Two young men — both age 25 — apply for the same executive training program.

Goofus spent the past <7 years at an expensive undergrad uni, then at an expensive CRT DEI MBA program. Goofus got good grades. He’s never really held a job. But he knows his CRT DEI

Gallant spent the past ~7 years working his way up in the restaurant/fine dining business — from busboy to waiter to shift manager. Concurrently, Gallant has lived and worked in {foreign country} for the past ~5 years and he speaks the language fluently. He has an idea what CRT DEI is basically about.

Who’s the more attractive candidate?

    The Gentle Grizzly in reply to Baxter. | December 26, 2023 at 10:35 am

    Obviously Gallant is. What you are asking is a variation on a theme I have touched on a few times, but presented here with a bit more detail.

    Law firm (a good one), seeks new people.

    Rupert LaDeedah comes from a “good family” (translation: Protestant, old money), attended the finest boarding and prep schools, and then went to an Ivy League school, and was a member of One Of The Best Fraternities. Grades were meh, but he played sport for the school so that put him in a good light with the school.

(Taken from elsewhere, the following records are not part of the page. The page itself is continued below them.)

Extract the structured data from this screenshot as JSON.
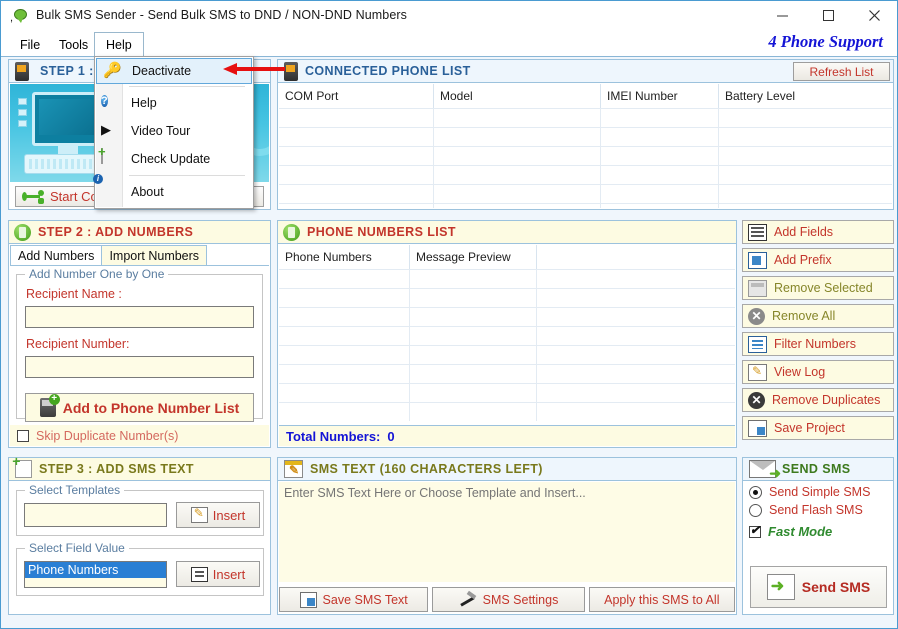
{
  "window": {
    "title": "Bulk SMS Sender - Send Bulk SMS to DND / NON-DND Numbers",
    "minimize": "—",
    "maximize": "□",
    "close": "✕"
  },
  "menubar": {
    "items": [
      {
        "label": "File"
      },
      {
        "label": "Tools"
      },
      {
        "label": "Help"
      }
    ],
    "brand": "4 Phone Support"
  },
  "help_menu": {
    "items": [
      {
        "label": "Deactivate",
        "icon": "key-icon",
        "selected": true
      },
      {
        "label": "Help",
        "icon": "question-circle-icon",
        "selected": false
      },
      {
        "label": "Video Tour",
        "icon": "play-icon",
        "selected": false
      },
      {
        "label": "Check Update",
        "icon": "page-plus-icon",
        "selected": false
      },
      {
        "label": "About",
        "icon": "about-info-icon",
        "selected": false
      }
    ]
  },
  "step1": {
    "title": "STEP 1 :",
    "connect_button": "Start Connecting Phones"
  },
  "connected_phone_list": {
    "title": "CONNECTED PHONE LIST",
    "refresh_label": "Refresh List",
    "columns": [
      "COM  Port",
      "Model",
      "IMEI Number",
      "Battery Level"
    ],
    "rows": []
  },
  "step2": {
    "title": "STEP 2 : ADD NUMBERS",
    "tabs": [
      {
        "label": "Add Numbers",
        "active": true
      },
      {
        "label": "Import Numbers",
        "active": false
      }
    ],
    "group_legend": "Add Number One by One",
    "recipient_name_label": "Recipient Name :",
    "recipient_name_value": "",
    "recipient_number_label": "Recipient Number:",
    "recipient_number_value": "",
    "add_button": "Add to Phone Number List",
    "skip_duplicates_label": "Skip Duplicate Number(s)",
    "skip_duplicates_checked": false
  },
  "phone_numbers_list": {
    "title": "PHONE NUMBERS LIST",
    "columns": [
      "Phone Numbers",
      "Message Preview",
      ""
    ],
    "rows": [],
    "total_label": "Total Numbers:",
    "total_value": "0"
  },
  "right_buttons": [
    {
      "label": "Add Fields",
      "icon": "add-fields-icon",
      "disabled": false
    },
    {
      "label": "Add Prefix",
      "icon": "add-prefix-icon",
      "disabled": false
    },
    {
      "label": "Remove Selected",
      "icon": "remove-selected-icon",
      "disabled": true
    },
    {
      "label": "Remove All",
      "icon": "remove-all-icon",
      "disabled": true
    },
    {
      "label": "Filter Numbers",
      "icon": "filter-numbers-icon",
      "disabled": false
    },
    {
      "label": "View Log",
      "icon": "view-log-icon",
      "disabled": false
    },
    {
      "label": "Remove Duplicates",
      "icon": "remove-duplicates-icon",
      "disabled": false
    },
    {
      "label": "Save Project",
      "icon": "save-project-icon",
      "disabled": false
    }
  ],
  "step3": {
    "title": "STEP 3 : ADD SMS TEXT",
    "templates_legend": "Select Templates",
    "templates_value": "",
    "templates_insert": "Insert",
    "field_value_legend": "Select Field Value",
    "field_value_selected": "Phone Numbers",
    "field_insert": "Insert"
  },
  "sms_text": {
    "title": "SMS TEXT (160 CHARACTERS LEFT)",
    "placeholder": "Enter SMS Text Here or Choose Template and Insert...",
    "value": "",
    "buttons": [
      {
        "label": "Save SMS Text",
        "icon": "save-sms-icon"
      },
      {
        "label": "SMS Settings",
        "icon": "settings-icon"
      },
      {
        "label": "Apply this SMS to All",
        "icon": "none"
      }
    ]
  },
  "send_sms": {
    "title": "SEND SMS",
    "options": [
      {
        "label": "Send Simple SMS",
        "selected": true
      },
      {
        "label": "Send Flash SMS",
        "selected": false
      }
    ],
    "fast_mode_label": "Fast Mode",
    "fast_mode_checked": true,
    "send_button": "Send SMS"
  },
  "colors": {
    "accent_blue": "#2a6099",
    "title_red": "#c3352b",
    "brand_blue": "#1414d6",
    "green": "#3d7a1e",
    "cream": "#fdfbe2",
    "arrow_red": "#e61010"
  }
}
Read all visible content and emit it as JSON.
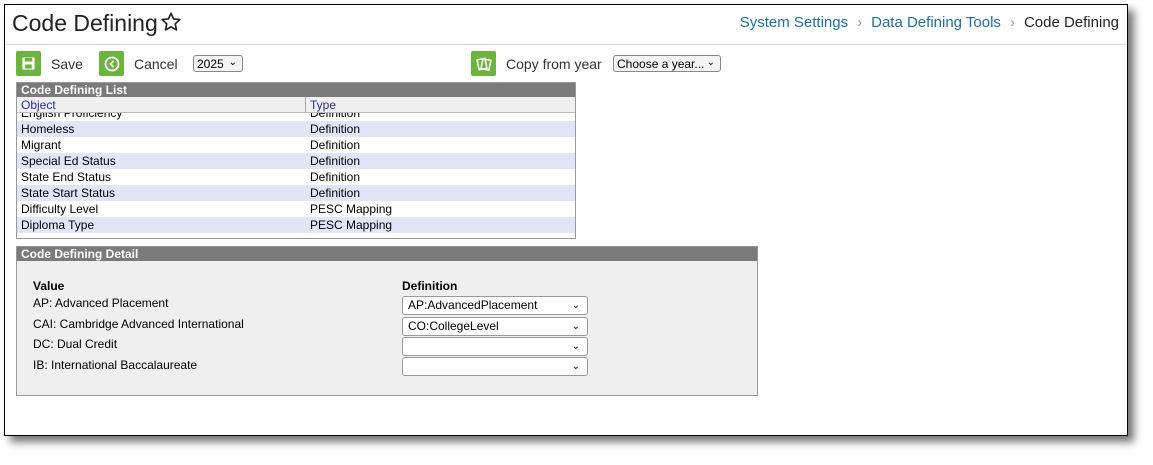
{
  "header": {
    "title": "Code Defining",
    "breadcrumb": [
      "System Settings",
      "Data Defining Tools",
      "Code Defining"
    ]
  },
  "toolbar": {
    "save_label": "Save",
    "cancel_label": "Cancel",
    "year_value": "2025",
    "copy_label": "Copy from year",
    "copy_select_value": "Choose a year..."
  },
  "list": {
    "title": "Code Defining List",
    "col_object": "Object",
    "col_type": "Type",
    "rows": [
      {
        "object": "English Proficiency",
        "type": "Definition"
      },
      {
        "object": "Homeless",
        "type": "Definition"
      },
      {
        "object": "Migrant",
        "type": "Definition"
      },
      {
        "object": "Special Ed Status",
        "type": "Definition"
      },
      {
        "object": "State End Status",
        "type": "Definition"
      },
      {
        "object": "State Start Status",
        "type": "Definition"
      },
      {
        "object": "Difficulty Level",
        "type": "PESC Mapping"
      },
      {
        "object": "Diploma Type",
        "type": "PESC Mapping"
      }
    ]
  },
  "detail": {
    "title": "Code Defining Detail",
    "col_value": "Value",
    "col_definition": "Definition",
    "rows": [
      {
        "value": "AP: Advanced Placement",
        "definition": "AP:AdvancedPlacement"
      },
      {
        "value": "CAI: Cambridge Advanced International",
        "definition": "CO:CollegeLevel"
      },
      {
        "value": "DC: Dual Credit",
        "definition": ""
      },
      {
        "value": "IB: International Baccalaureate",
        "definition": ""
      }
    ]
  },
  "colors": {
    "accent": "#6db33f",
    "link": "#1f6ea8",
    "panel_header": "#7a7a7a",
    "row_alt": "#e4e4f8"
  }
}
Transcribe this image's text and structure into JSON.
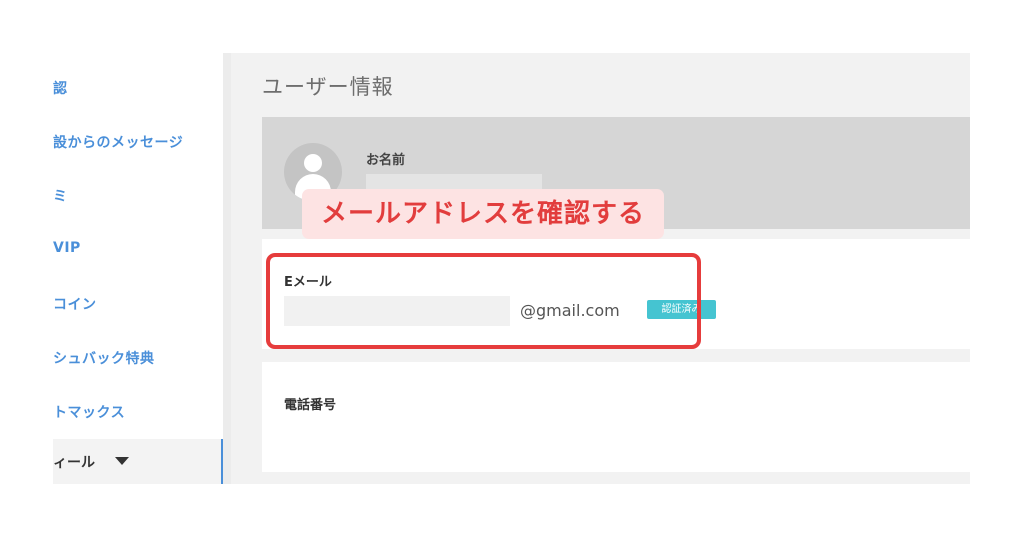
{
  "sidebar": {
    "items": [
      {
        "label": "認"
      },
      {
        "label": "設からのメッセージ"
      },
      {
        "label": "ミ"
      },
      {
        "label": "VIP"
      },
      {
        "label": "コイン"
      },
      {
        "label": "シュバック特典"
      },
      {
        "label": "トマックス"
      }
    ],
    "active_item": {
      "label": "ィール",
      "icon": "caret-down-icon"
    }
  },
  "main": {
    "title": "ユーザー情報",
    "name_section": {
      "label": "お名前",
      "avatar_icon": "user-avatar-icon"
    },
    "email_section": {
      "label": "Eメール",
      "value_suffix": "@gmail.com",
      "badge": "認証済み"
    },
    "phone_section": {
      "label": "電話番号"
    }
  },
  "annotation": {
    "callout_text": "メールアドレスを確認する"
  },
  "colors": {
    "accent_link": "#4a8fd9",
    "verified_badge": "#45c4d1",
    "annotation_red": "#e63c3c",
    "callout_bg": "#fde3e3"
  }
}
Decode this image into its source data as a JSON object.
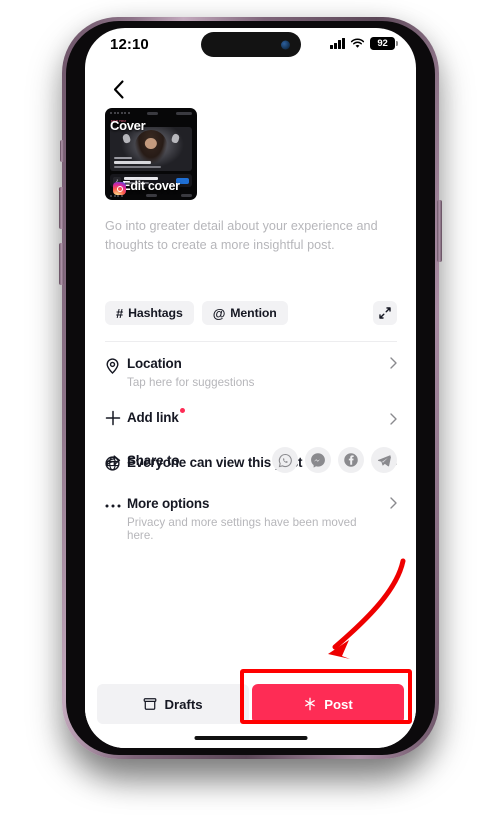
{
  "device": {
    "frame": "iphone-purple-titanium",
    "frame_color": "#8e7489"
  },
  "status_bar": {
    "time": "12:10",
    "signal_icon": "cellular-signal-icon",
    "wifi_icon": "wifi-icon",
    "battery_level": "92",
    "battery_icon": "battery-icon"
  },
  "nav": {
    "back_icon": "chevron-left-icon"
  },
  "cover": {
    "label": "Cover",
    "badge": "FOR YOU",
    "edit_label": "Edit cover",
    "instagram_icon": "instagram-icon",
    "music_icon": "music-note-icon"
  },
  "description": {
    "placeholder": "Go into greater detail about your experience and thoughts to create a more insightful post."
  },
  "tag_row": {
    "hashtags_label": "Hashtags",
    "hashtags_symbol": "#",
    "hashtags_icon": "hashtag-icon",
    "mention_label": "Mention",
    "mention_symbol": "@",
    "mention_icon": "at-mention-icon",
    "expand_icon": "expand-fullscreen-icon"
  },
  "options": [
    {
      "title": "Location",
      "subtitle": "Tap here for suggestions",
      "icon": "location-pin-icon",
      "chevron": "chevron-right-icon",
      "badge": false
    },
    {
      "title": "Add link",
      "subtitle": "",
      "icon": "plus-icon",
      "chevron": "chevron-right-icon",
      "badge": true
    },
    {
      "title": "Everyone can view this post",
      "subtitle": "",
      "icon": "globe-icon",
      "chevron": "chevron-right-icon",
      "badge": false
    },
    {
      "title": "More options",
      "subtitle": "Privacy and more settings have been moved here.",
      "icon": "ellipsis-icon",
      "chevron": "chevron-right-icon",
      "badge": false
    }
  ],
  "share": {
    "label": "Share to",
    "icon": "share-arrow-icon",
    "targets": [
      {
        "name": "WhatsApp",
        "icon": "whatsapp-icon"
      },
      {
        "name": "Messenger",
        "icon": "messenger-icon"
      },
      {
        "name": "Facebook",
        "icon": "facebook-icon"
      },
      {
        "name": "Telegram",
        "icon": "telegram-icon"
      }
    ]
  },
  "bottom_bar": {
    "drafts_label": "Drafts",
    "drafts_icon": "drafts-archive-icon",
    "post_label": "Post",
    "post_icon": "sparkle-icon",
    "post_color": "#fe2c55"
  },
  "annotations": {
    "highlight_color": "#ff0000",
    "arrow_color": "#ee0000",
    "highlight_target": "post-button",
    "arrow_target": "post-button"
  }
}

    Meantime, Upthah Hardway went to public schools, worked part time jobs, then spent four years in the service seeing a bit of the world, and mixing with people from all walks of life. He came out and worked as a forklift driver for Amazon while attending night school at Southwestern Law, where he made the Honor Roll, the Dean’s List, and came out at the top of his class. He then interned with some minor law firm or even did work for a storefront outfit helping those who can’t afford justice.